Green line: interns. Blue line: full- and part-time workers.

Source: Glassdoor

Seventy percent of 2020 summer interns cited remote work negatively, up from 50% in 2020. “Although many workers prefer remote work, interns feel differently,” Glassdoor said. “Internships are often packed full of engaging activities designed to immerse interns in a real-world work environment and attract them back to the company post-graduation. But with the onset of COVID-19, many of these in-person events were suddenly no longer possible.” 

Roblox referred MarketWatch to a previous blog post written by Daniel Sturman, Chief Technology Officer, in which he wrote, “The metaverse is a generational project, something that people will be working on long after we’ve all retired, which is why we’re constantly in search of the emerging innovators that will develop the next generation of technological advancements.” (The other companies did not respond to request for comment.)

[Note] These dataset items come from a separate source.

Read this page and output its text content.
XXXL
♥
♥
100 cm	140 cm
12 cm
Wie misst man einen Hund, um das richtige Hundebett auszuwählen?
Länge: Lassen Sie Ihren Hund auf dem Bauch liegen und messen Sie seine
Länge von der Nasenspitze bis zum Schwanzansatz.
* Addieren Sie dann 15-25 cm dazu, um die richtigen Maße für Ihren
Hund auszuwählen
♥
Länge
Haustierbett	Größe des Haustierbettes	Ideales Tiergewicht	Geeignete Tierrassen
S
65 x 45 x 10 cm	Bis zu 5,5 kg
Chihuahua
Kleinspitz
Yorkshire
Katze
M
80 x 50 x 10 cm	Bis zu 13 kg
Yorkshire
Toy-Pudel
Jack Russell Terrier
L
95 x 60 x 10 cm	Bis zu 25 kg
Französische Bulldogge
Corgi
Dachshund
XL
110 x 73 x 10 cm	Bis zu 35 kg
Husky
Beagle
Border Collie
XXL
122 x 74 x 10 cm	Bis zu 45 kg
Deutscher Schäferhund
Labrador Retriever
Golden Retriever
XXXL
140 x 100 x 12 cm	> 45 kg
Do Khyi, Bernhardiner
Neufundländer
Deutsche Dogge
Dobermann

Alex Murray, director, programs and marketing, Futureforce & Workforce Development, Salesforce’s internship program, told MarketWatch, “Through our Futureforce University Recruiting program, interns collaborate with fellow employees on a global scale and work directly on projects that make a tangible impact on the future of our company.” (A spokesperson for Meta said it does not disclose compensation details for its employees.)

Earlier this year, Glassdoor released its annual 50 Best Jobs in America report for 2022. Once again, technology workers came out on top, with enterprise architects No. 1 on Glassdoor’s list. They have a median base salary of $144,997 a year, 14,021 job openings and a satisfaction rating of 4.1 out of 5.0, a relatively high score given that many company HR departments and hiring managers are struggling to offer wages that are keeping pace with inflation.

Despite the low U.S. unemployment rate, the economic picture and job market remain uncertain. A recent research paper co-authored by a former U.S. Treasury Secretary Larry Summers and Alex Domash, a research fellow at the Harvard Kennedy School, painted a skeptical outlook. In the paper, they concluded that there was a “very low likelihood” that the U.S. Federal Reserve can reduce inflation without causing a significant slowdown in economic activity.